Lake Carnegie was formed in 1906 as a gift from industrialist Andrew Carnegie to Princeton University. (At the time, Princeton President Woodrow Wilson had asked Carnegie to endow the new preceptorial teaching system he had envisioned. But Carnegie told Wilson that he had already given Princeton a lake, to which Wilson replied, “We needed bread and you gave us water.”) The lake was formed by building a dam across the Millstone River at Kingston. As the river backed up to the south it soon came to a point where it turned sharply to the east, flowing away from Princeton. This is the location of the aqueduct.
To ensure that the lake would continue in the direction of Princeton, Stony Brook, which flowed into the Millstone at that point, was dredged and widened so that the water backing up from the dam at Kingston would then follow its course and become part of the lake as it is today. North of Kingston the Millstone River is still known by that name and it still parallels the D&R Canal. But Lake Carnegie is the hybrid of two original waterways.
The aqueduct can be reached on foot by walking along the canal towpath, either from Harrison Street in Princeton or from Kingston, but it’s a long walk.
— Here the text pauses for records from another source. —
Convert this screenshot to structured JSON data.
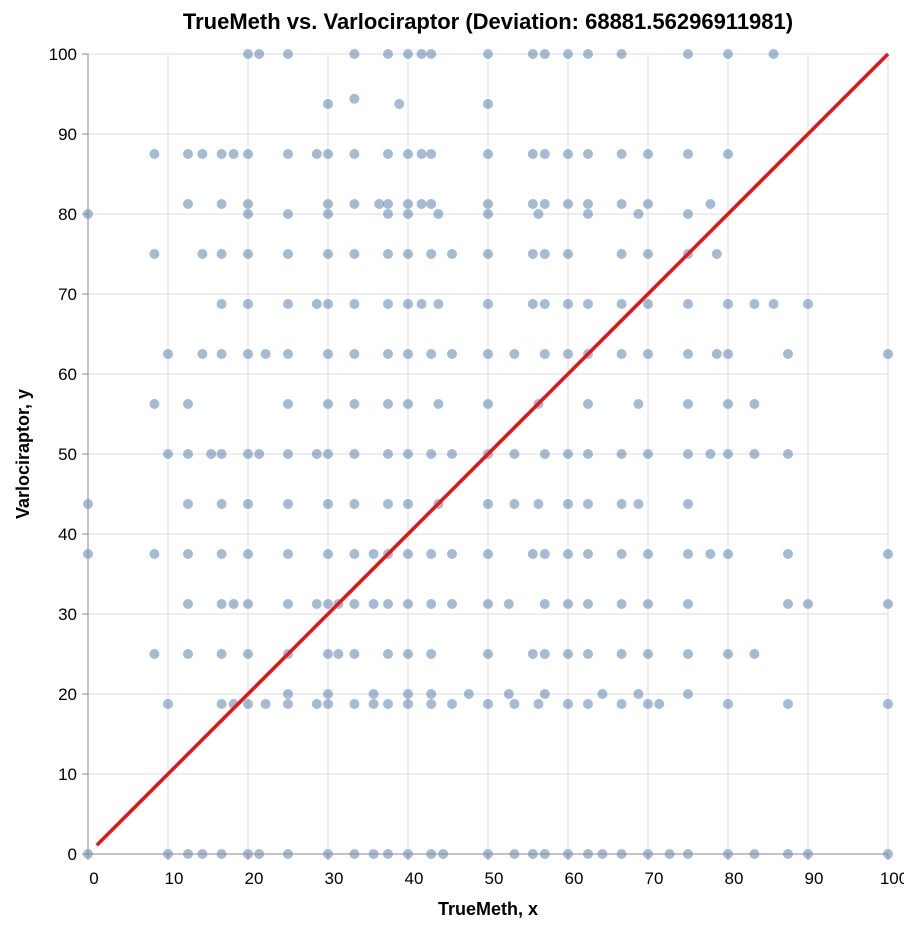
{
  "chart_data": {
    "type": "scatter",
    "title": "TrueMeth vs. Varlociraptor (Deviation: 68881.56296911981)",
    "x_label": "TrueMeth, x",
    "y_label": "Varlociraptor, y",
    "xlim": [
      0,
      100
    ],
    "ylim": [
      0,
      100
    ],
    "xticks": [
      0,
      10,
      20,
      30,
      40,
      50,
      60,
      70,
      80,
      90,
      100
    ],
    "yticks": [
      0,
      10,
      20,
      30,
      40,
      50,
      60,
      70,
      80,
      90,
      100
    ],
    "grid": true,
    "series": [
      {
        "type": "scatter",
        "color": "#4c78a8",
        "opacity": 0.5,
        "x": [
          20,
          21.4,
          25,
          33.3,
          37.5,
          40,
          41.7,
          42.9,
          50,
          55.6,
          57.1,
          60,
          62.5,
          66.7,
          75,
          80,
          85.7,
          30,
          33.3,
          38.9,
          50,
          8.3,
          12.5,
          14.3,
          16.7,
          18.2,
          20,
          25,
          28.6,
          30,
          33.3,
          37.5,
          40,
          41.7,
          42.9,
          50,
          55.6,
          57.1,
          60,
          62.5,
          66.7,
          70,
          75,
          80,
          12.5,
          16.7,
          20,
          30,
          33.3,
          36.4,
          37.5,
          40,
          41.7,
          42.9,
          50,
          55.6,
          57.1,
          60,
          62.5,
          66.7,
          70,
          77.8,
          0,
          20,
          25,
          30,
          37.5,
          40,
          43.8,
          50,
          56.3,
          62.5,
          68.8,
          75,
          8.3,
          14.3,
          16.7,
          20,
          25,
          30,
          33.3,
          37.5,
          40,
          42.9,
          45.5,
          50,
          55.6,
          57.1,
          60,
          66.7,
          70,
          75,
          78.6,
          16.7,
          20,
          25,
          28.6,
          30,
          33.3,
          37.5,
          40,
          41.7,
          43.8,
          50,
          55.6,
          57.1,
          60,
          62.5,
          66.7,
          70,
          75,
          80,
          83.3,
          85.7,
          90,
          10,
          14.3,
          16.7,
          20,
          22.2,
          25,
          30,
          33.3,
          37.5,
          40,
          42.9,
          45.5,
          50,
          53.3,
          57.1,
          60,
          62.5,
          66.7,
          70,
          75,
          78.6,
          80,
          87.5,
          100,
          8.3,
          12.5,
          25,
          30,
          33.3,
          37.5,
          40,
          43.8,
          50,
          56.3,
          62.5,
          68.8,
          75,
          80,
          83.3,
          10,
          12.5,
          15.4,
          16.7,
          20,
          21.4,
          25,
          28.6,
          30,
          33.3,
          37.5,
          40,
          42.9,
          45.5,
          50,
          53.3,
          57.1,
          60,
          62.5,
          66.7,
          70,
          75,
          77.8,
          80,
          83.3,
          87.5,
          0,
          12.5,
          16.7,
          20,
          25,
          30,
          33.3,
          37.5,
          40,
          43.8,
          50,
          53.3,
          56.3,
          60,
          62.5,
          66.7,
          68.8,
          75,
          0,
          8.3,
          12.5,
          16.7,
          20,
          25,
          30,
          33.3,
          35.7,
          37.5,
          40,
          42.9,
          45.5,
          50,
          55.6,
          57.1,
          60,
          62.5,
          66.7,
          70,
          75,
          77.8,
          80,
          87.5,
          100,
          12.5,
          16.7,
          18.2,
          20,
          25,
          28.6,
          30,
          31.3,
          33.3,
          35.7,
          37.5,
          40,
          42.9,
          45.5,
          50,
          52.6,
          57.1,
          60,
          62.5,
          66.7,
          70,
          75,
          87.5,
          90,
          100,
          8.3,
          12.5,
          16.7,
          20,
          25,
          30,
          31.3,
          33.3,
          37.5,
          40,
          42.9,
          50,
          55.6,
          57.1,
          60,
          62.5,
          66.7,
          70,
          75,
          80,
          83.3,
          10,
          16.7,
          18.2,
          20,
          22.2,
          25,
          28.6,
          30,
          33.3,
          35.7,
          37.5,
          40,
          42.9,
          45.5,
          50,
          53.3,
          56.3,
          60,
          62.5,
          66.7,
          70,
          71.4,
          80,
          87.5,
          100,
          25,
          30,
          35.7,
          40,
          42.9,
          47.6,
          52.6,
          57.1,
          64.3,
          68.8,
          75,
          0,
          10,
          12.5,
          14.3,
          16.7,
          20,
          21.4,
          25,
          30,
          33.3,
          35.7,
          37.5,
          40,
          42.9,
          44.4,
          50,
          53.3,
          55.6,
          57.1,
          60,
          62.5,
          64.3,
          66.7,
          70,
          72.7,
          75,
          80,
          83.3,
          87.5,
          90,
          100
        ],
        "values": [
          100,
          100,
          100,
          100,
          100,
          100,
          100,
          100,
          100,
          100,
          100,
          100,
          100,
          100,
          100,
          100,
          100,
          93.75,
          94.4,
          93.75,
          93.75,
          87.5,
          87.5,
          87.5,
          87.5,
          87.5,
          87.5,
          87.5,
          87.5,
          87.5,
          87.5,
          87.5,
          87.5,
          87.5,
          87.5,
          87.5,
          87.5,
          87.5,
          87.5,
          87.5,
          87.5,
          87.5,
          87.5,
          87.5,
          81.25,
          81.25,
          81.25,
          81.25,
          81.25,
          81.25,
          81.25,
          81.25,
          81.25,
          81.25,
          81.25,
          81.25,
          81.25,
          81.25,
          81.25,
          81.25,
          81.25,
          81.25,
          80,
          80,
          80,
          80,
          80,
          80,
          80,
          80,
          80,
          80,
          80,
          80,
          75,
          75,
          75,
          75,
          75,
          75,
          75,
          75,
          75,
          75,
          75,
          75,
          75,
          75,
          75,
          75,
          75,
          75,
          75,
          68.75,
          68.75,
          68.75,
          68.75,
          68.75,
          68.75,
          68.75,
          68.75,
          68.75,
          68.75,
          68.75,
          68.75,
          68.75,
          68.75,
          68.75,
          68.75,
          68.75,
          68.75,
          68.75,
          68.75,
          68.75,
          68.75,
          62.5,
          62.5,
          62.5,
          62.5,
          62.5,
          62.5,
          62.5,
          62.5,
          62.5,
          62.5,
          62.5,
          62.5,
          62.5,
          62.5,
          62.5,
          62.5,
          62.5,
          62.5,
          62.5,
          62.5,
          62.5,
          62.5,
          62.5,
          62.5,
          56.25,
          56.25,
          56.25,
          56.25,
          56.25,
          56.25,
          56.25,
          56.25,
          56.25,
          56.25,
          56.25,
          56.25,
          56.25,
          56.25,
          56.25,
          50,
          50,
          50,
          50,
          50,
          50,
          50,
          50,
          50,
          50,
          50,
          50,
          50,
          50,
          50,
          50,
          50,
          50,
          50,
          50,
          50,
          50,
          50,
          50,
          50,
          50,
          43.75,
          43.75,
          43.75,
          43.75,
          43.75,
          43.75,
          43.75,
          43.75,
          43.75,
          43.75,
          43.75,
          43.75,
          43.75,
          43.75,
          43.75,
          43.75,
          43.75,
          43.75,
          37.5,
          37.5,
          37.5,
          37.5,
          37.5,
          37.5,
          37.5,
          37.5,
          37.5,
          37.5,
          37.5,
          37.5,
          37.5,
          37.5,
          37.5,
          37.5,
          37.5,
          37.5,
          37.5,
          37.5,
          37.5,
          37.5,
          37.5,
          37.5,
          37.5,
          31.25,
          31.25,
          31.25,
          31.25,
          31.25,
          31.25,
          31.25,
          31.25,
          31.25,
          31.25,
          31.25,
          31.25,
          31.25,
          31.25,
          31.25,
          31.25,
          31.25,
          31.25,
          31.25,
          31.25,
          31.25,
          31.25,
          31.25,
          31.25,
          31.25,
          25,
          25,
          25,
          25,
          25,
          25,
          25,
          25,
          25,
          25,
          25,
          25,
          25,
          25,
          25,
          25,
          25,
          25,
          25,
          25,
          25,
          18.75,
          18.75,
          18.75,
          18.75,
          18.75,
          18.75,
          18.75,
          18.75,
          18.75,
          18.75,
          18.75,
          18.75,
          18.75,
          18.75,
          18.75,
          18.75,
          18.75,
          18.75,
          18.75,
          18.75,
          18.75,
          18.75,
          18.75,
          18.75,
          18.75,
          20,
          20,
          20,
          20,
          20,
          20,
          20,
          20,
          20,
          20,
          20,
          0,
          0,
          0,
          0,
          0,
          0,
          0,
          0,
          0,
          0,
          0,
          0,
          0,
          0,
          0,
          0,
          0,
          0,
          0,
          0,
          0,
          0,
          0,
          0,
          0,
          0,
          0,
          0,
          0,
          0,
          0
        ]
      },
      {
        "type": "line",
        "color": "#ee1111",
        "x": [
          1.1,
          100
        ],
        "values": [
          1.1,
          100
        ]
      }
    ]
  }
}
By car, get on Route 1 south at the U-turn overpass north of Harrison Street and turn right at Mapleton Road as if you were going to Kingston. But only a short distance ahead is the parking lot for the aqueduct. It’s a beautiful and unspoiled place at the only spot where two townships and a town actually meet.
In recent decades, the aqueduct sometimes plays a role in local flooding. During sustained heavy rains in the area, there is little open land left to absorb most of the water. All the housing and paved roads with their storm sewers mean that the water flow becomes concentrated in local natural waterways — the rivers and streams. It can’t go anywhere else, since there is very little “ground” left for it to soak into. As a result much of the water from a large portion of the township ends up in the Millstone River.
When that water reaches the aqueduct, which has a fixed opening under the canal, it backs up and causes the Millstone to overflow its banks as far upstream as it will. The only way to relieve this effect would be to enlarge the opening under the aqueduct, but with the lake already overflowing anyway — because of increased runoff on the Princeton side — that wouldn’t really help.
A similar problem exists where the Millstone and Big Bear Brook flow under the railroad tracks. The openings in the stone supports of the track bed were built when there was much less runoff than there is now. As a result these waterways overflow their banks well upstream, sometimes causing a number of local roads to flood. The only solution, aside from not paving so much of the land, would be to enlarge the openings under the tracks. That’s not likely to happen.